La reconnaissance c’est important pour toi ?

On a toujours besoin de prouver des choses, d’être reconnu… Surtout quand tu es jeune. Mais maintenant j’ai l’impression d’y faire moins attention.


Les piolets d’or, par exemple, tu en penses quoi ?

C’est la reconnaissance de tes pairs. C’est important. Je ne vais pas cracher dans la soupe. Je serais content d’y être nominé. Je trouve que c’est parfois un peu hypocrite ceux qui disent qu’ils s’en fichent.


En alpinisme, on a parfois l’impression qu’il y a une différence entre la médiatisation de certains et leur niveau réel. Qu’en penses tu ?

Avant tout, on veut tous faire de la montagne parce qu’on a plaisir à être là haut et c’est le plus important. Après, tu as différents cas de figure. Ueli Steck est très médiatisé mais il est aussi monstrueusement fort. D’autres ont choisi de privilégier le créneau de la médiatisation. Et enfin, il y a des gens très forts qui ne sont clairement pas assez reconnus. Quand tu penses que Stéphane Benoist payait lui-même son matériel pour aller à l’Annapurna ! Après tout ce qu’il avait déjà fait… J’ai l’impression que c’est un cercle. Les médias ont besoin de remplir des pages. Les marques choisissent des gens qui jouent le jeu et comme elles ont une grosse influence sur les médias… Mais jouer ce jeu quand tu es alpiniste, ça demande beaucoup de boulot !


Comment arriver à comparer le niveau des meilleurs alpinistes ?

Plus que des différences de niveau, je trouve qu’il y a surtout des différences de caractère, de motivation.
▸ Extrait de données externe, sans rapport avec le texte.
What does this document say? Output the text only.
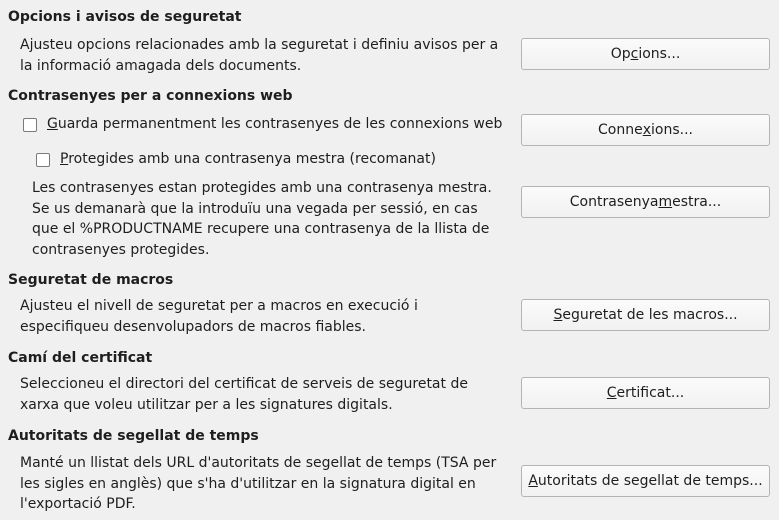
Opcions i avisos de seguretat
Ajusteu opcions relacionades amb la seguretat i definiu avisos per a
la informació amagada dels documents.
Op c ions...
Contrasenyes per a connexions web
Guarda permanentment les contrasenyes de les connexions web	Conne x ions...
Protegides amb una contrasenya mestra (recomanat)
Les contrasenyes estan protegides amb una contrasenya mestra.
Se us demanarà que la introduïu una vegada per sessió, en cas
que el %PRODUCTNAME recupere una contrasenya de la llista de
contrasenyes protegides.
Contrasenya m estra...
Seguretat de macros
Ajusteu el nivell de seguretat per a macros en execució i
especifiqueu desenvolupadors de macros fiables.
S eguretat de les macros...
Camí del certificat
Seleccioneu el directori del certificat de serveis de seguretat de
xarxa que voleu utilitzar per a les signatures digitals.
C ertificat...
Autoritats de segellat de temps
Manté un llistat dels URL d'autoritats de segellat de temps (TSA per
les sigles en anglès) que s'ha d'utilitzar en la signatura digital en
l'exportació PDF.
A utoritats de segellat de temps...
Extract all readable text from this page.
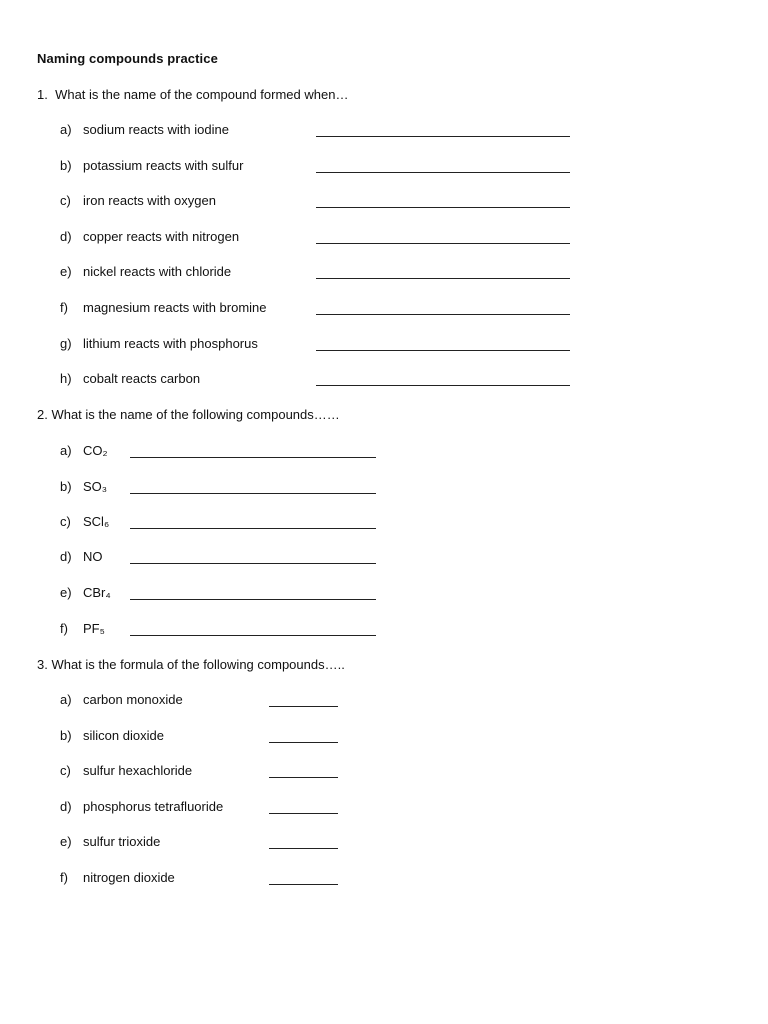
Naming compounds practice
1.  What is the name of the compound formed when…
a) sodium reacts with iodine
b) potassium reacts with sulfur
c) iron reacts with oxygen
d) copper reacts with nitrogen
e) nickel reacts with chloride
f)	magnesium reacts with bromine
g) lithium reacts with phosphorus
h) cobalt reacts carbon
2. What is the name of the following compounds……
a) CO₂
b) SO₃
c) SCl₆
d) NO
e) CBr₄
f)	PF₅
3. What is the formula of the following compounds…..
a) carbon monoxide
b) silicon dioxide
c) sulfur hexachloride
d) phosphorus tetrafluoride
e) sulfur trioxide
f)	nitrogen dioxide
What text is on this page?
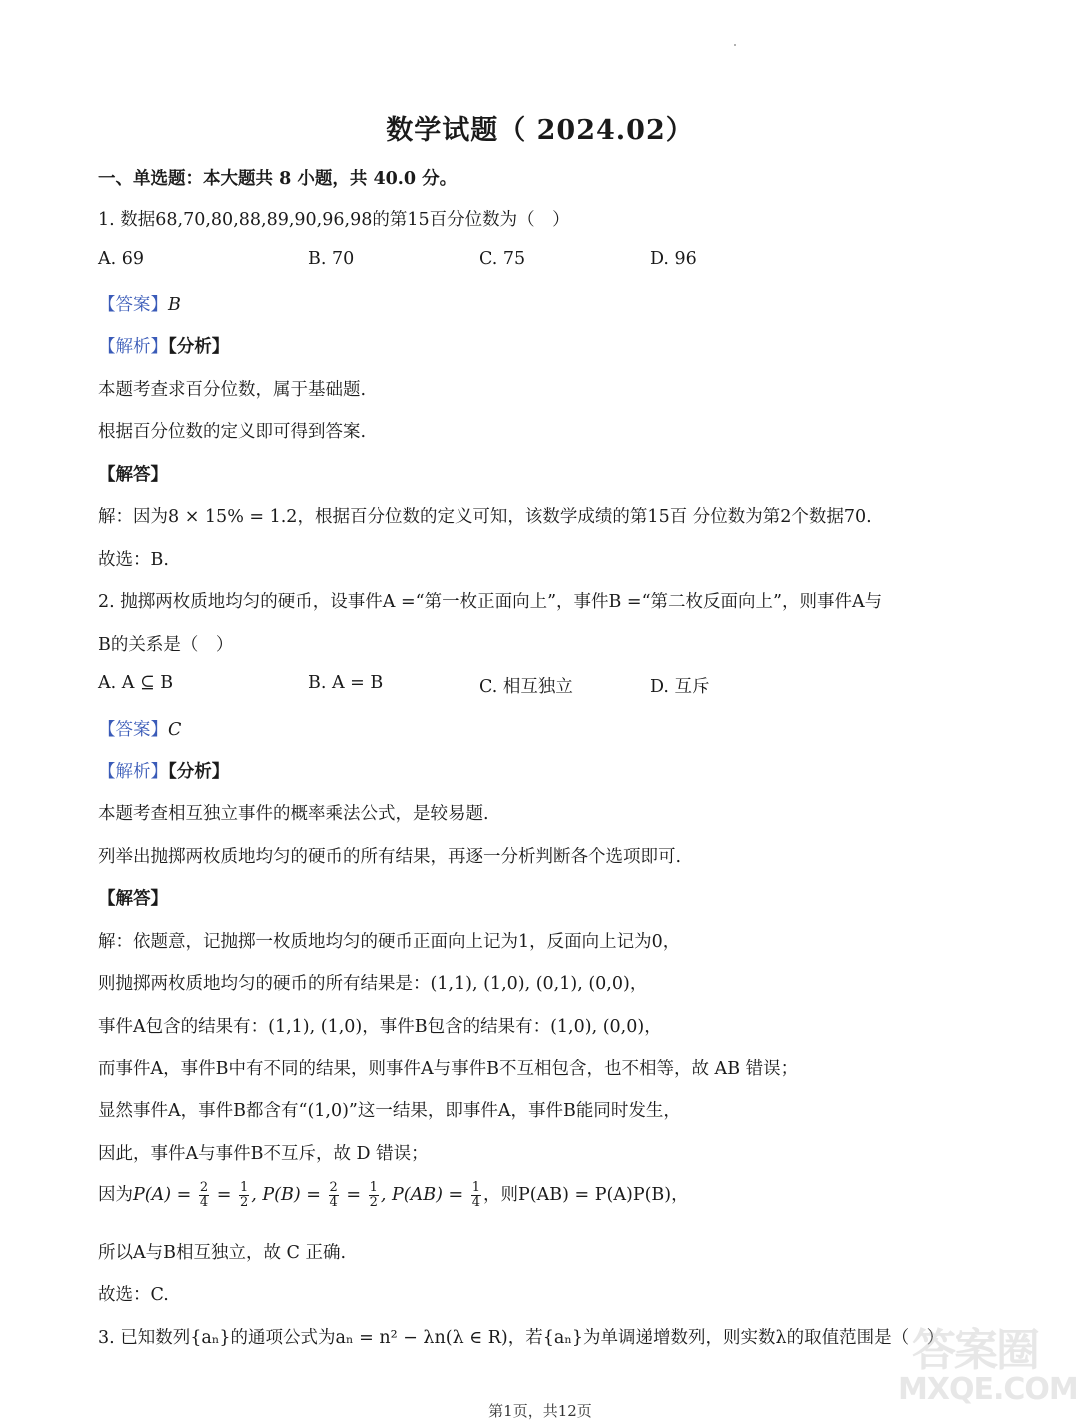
数学试题（ 2024.02）
一、单选题：本大题共 8 小题，共 40.0 分。
1. 数据68,70,80,88,89,90,96,98的第15百分位数为（　）
A. 69	B. 70	C. 75	D. 96
【答案】B
【解析】【分析】
本题考查求百分位数，属于基础题.
根据百分位数的定义即可得到答案.
【解答】
解：因为8 × 15% = 1.2，根据百分位数的定义可知，该数学成绩的第15百 分位数为第2个数据70.
故选：B.
2. 抛掷两枚质地均匀的硬币，设事件A =“第一枚正面向上”，事件B =“第二枚反面向上”，则事件A与
B的关系是（　）
A. A ⊆ B	B. A = B	C. 相互独立	D. 互斥
【答案】C
【解析】【分析】
本题考查相互独立事件的概率乘法公式，是较易题.
列举出抛掷两枚质地均匀的硬币的所有结果，再逐一分析判断各个选项即可.
【解答】
解：依题意，记抛掷一枚质地均匀的硬币正面向上记为1，反面向上记为0，
则抛掷两枚质地均匀的硬币的所有结果是：(1,1), (1,0), (0,1), (0,0)，
事件A包含的结果有：(1,1), (1,0)，事件B包含的结果有：(1,0), (0,0)，
而事件A，事件B中有不同的结果，则事件A与事件B不互相包含，也不相等，故 AB 错误；
显然事件A，事件B都含有“(1,0)”这一结果，即事件A，事件B能同时发生，
因此，事件A与事件B不互斥，故 D 错误；
因为$P(A) = \frac{2}{4} = \frac{1}{2}$ , $P(B) = \frac{2}{4} = \frac{1}{2}$ , $P(AB) = \frac{1}{4}$ ，则P(AB) = P(A)P(B)，
所以A与B相互独立，故 C 正确.
故选：C.
3. 已知数列{aₙ}的通项公式为aₙ = n² − λn(λ ∈ R)，若{aₙ}为单调递增数列，则实数λ的取值范围是（　）
答案圈
MXQE.COM
第1页，共12页
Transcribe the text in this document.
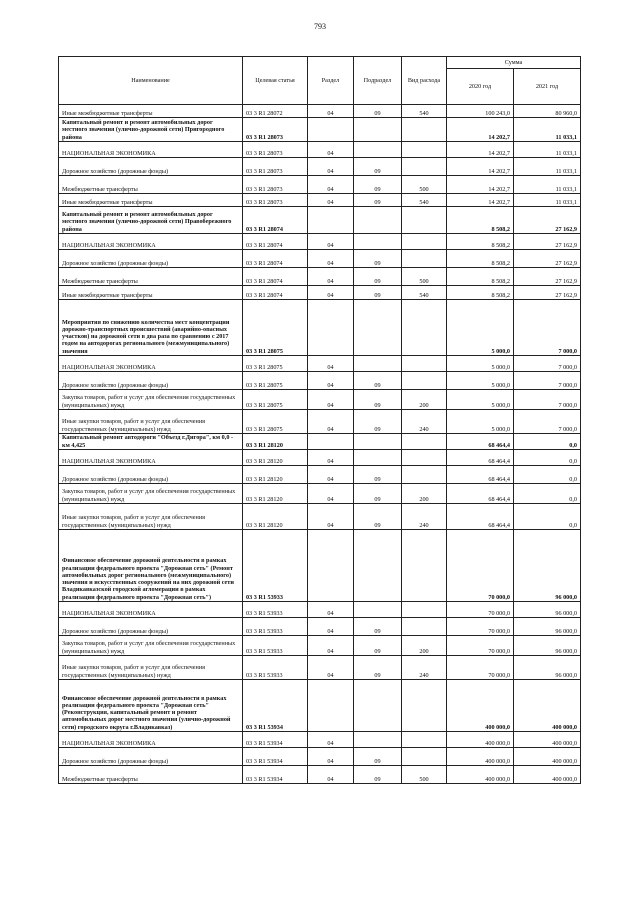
793
Наименование	Целевая статья	Раздел	Подраздел	Вид расхода	Сумма	
					2020 год	2021 год
Иные межбюджетные трансферты	03 3 R1 28072	04	09	540	100 243,0	80 960,0
Капитальный ремонт и ремонт автомобильных дорог местного значения (улично-дорожной сети) Пригородного района	03 3 R1 28073				14 202,7	11 033,1
НАЦИОНАЛЬНАЯ ЭКОНОМИКА	03 3 R1 28073	04			14 202,7	11 033,1
Дорожное хозяйство (дорожные фонды)	03 3 R1 28073	04	09		14 202,7	11 033,1
Межбюджетные трансферты	03 3 R1 28073	04	09	500	14 202,7	11 033,1
Иные межбюджетные трансферты	03 3 R1 28073	04	09	540	14 202,7	11 033,1
Капитальный ремонт и ремонт автомобильных дорог местного значения (улично-дорожной сети) Правобережного района	03 3 R1 28074				8 508,2	27 162,9
НАЦИОНАЛЬНАЯ ЭКОНОМИКА	03 3 R1 28074	04			8 508,2	27 162,9
Дорожное хозяйство (дорожные фонды)	03 3 R1 28074	04	09		8 508,2	27 162,9
Межбюджетные трансферты	03 3 R1 28074	04	09	500	8 508,2	27 162,9
Иные межбюджетные трансферты	03 3 R1 28074	04	09	540	8 508,2	27 162,9
Мероприятия по снижению количества мест концентрации дорожно-транспортных происшествий (аварийно-опасных участков) на дорожной сети в два раза по сравнению с 2017 годом на автодорогах регионального (межмуниципального) значения	03 3 R1 28075				5 000,0	7 000,0
НАЦИОНАЛЬНАЯ ЭКОНОМИКА	03 3 R1 28075	04			5 000,0	7 000,0
Дорожное хозяйство (дорожные фонды)	03 3 R1 28075	04	09		5 000,0	7 000,0
Закупка товаров, работ и услуг для обеспечения государственных (муниципальных) нужд	03 3 R1 28075	04	09	200	5 000,0	7 000,0
Иные закупки товаров, работ и услуг для обеспечения государственных (муниципальных) нужд	03 3 R1 28075	04	09	240	5 000,0	7 000,0
Капитальный ремонт автодороги "Объезд г.Дигора", км 0,0 - км 4,425	03 3 R1 28120				68 464,4	0,0
НАЦИОНАЛЬНАЯ ЭКОНОМИКА	03 3 R1 28120	04			68 464,4	0,0
Дорожное хозяйство (дорожные фонды)	03 3 R1 28120	04	09		68 464,4	0,0
Закупка товаров, работ и услуг для обеспечения государственных (муниципальных) нужд	03 3 R1 28120	04	09	200	68 464,4	0,0
Иные закупки товаров, работ и услуг для обеспечения государственных (муниципальных) нужд	03 3 R1 28120	04	09	240	68 464,4	0,0
Финансовое обеспечение дорожной деятельности в рамках реализации федерального проекта "Дорожная сеть" (Ремонт автомобильных дорог регионального (межмуниципального) значения и искусственных сооружений на них дорожной сети Владикавказской городской агломерации в рамках реализации федерального проекта "Дорожная сеть")	03 3 R1 53933				70 000,0	96 000,0
НАЦИОНАЛЬНАЯ ЭКОНОМИКА	03 3 R1 53933	04			70 000,0	96 000,0
Дорожное хозяйство (дорожные фонды)	03 3 R1 53933	04	09		70 000,0	96 000,0
Закупка товаров, работ и услуг для обеспечения государственных (муниципальных) нужд	03 3 R1 53933	04	09	200	70 000,0	96 000,0
Иные закупки товаров, работ и услуг для обеспечения государственных (муниципальных) нужд	03 3 R1 53933	04	09	240	70 000,0	96 000,0
Финансовое обеспечение дорожной деятельности в рамках реализации федерального проекта "Дорожная сеть" (Реконструкция, капитальный ремонт и ремонт автомобильных дорог местного значения (улично-дорожной сети) городского округа г.Владикавказ)	03 3 R1 53934				400 000,0	400 000,0
НАЦИОНАЛЬНАЯ ЭКОНОМИКА	03 3 R1 53934	04			400 000,0	400 000,0
Дорожное хозяйство (дорожные фонды)	03 3 R1 53934	04	09		400 000,0	400 000,0
Межбюджетные трансферты	03 3 R1 53934	04	09	500	400 000,0	400 000,0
C’est hyper dur d’être objectif. Tout repose sur ton ressenti. Parfois, tu vas trouver un passage super difficile mais c’est juste parce que tu es fatigué ou parce que ce jour là tu n’étais pas en forme. A l’opposé, tu as des gens qui vont se mettre complètement au taquet dans une longueur et qui une fois en bas vont dire : « c’est nickel, il y a des top conditions, ça passe super bien… ». C’est pour ça que je prends toujours avec des pincettes les conditions annoncées. Quand je pars en montagne, je suis toujours un peu méfiant.


Tu as progressé rapidement dans une activité où l’expérience compte pourtant beaucoup. Tu as eu l’impression d’avoir de la chance ?

Je ne vais pas dire que j’ai eu de la chance car même si j’ai pris sans doute pas mal de risques pas toujours bien maîtrisés, je n’y fonçais quand même pas tête baissée. Mais disons que je n’ai pas eu de malchance…


Par rapport à cette notion de risque, qu’est ce qui a changé pour toi maintenant ?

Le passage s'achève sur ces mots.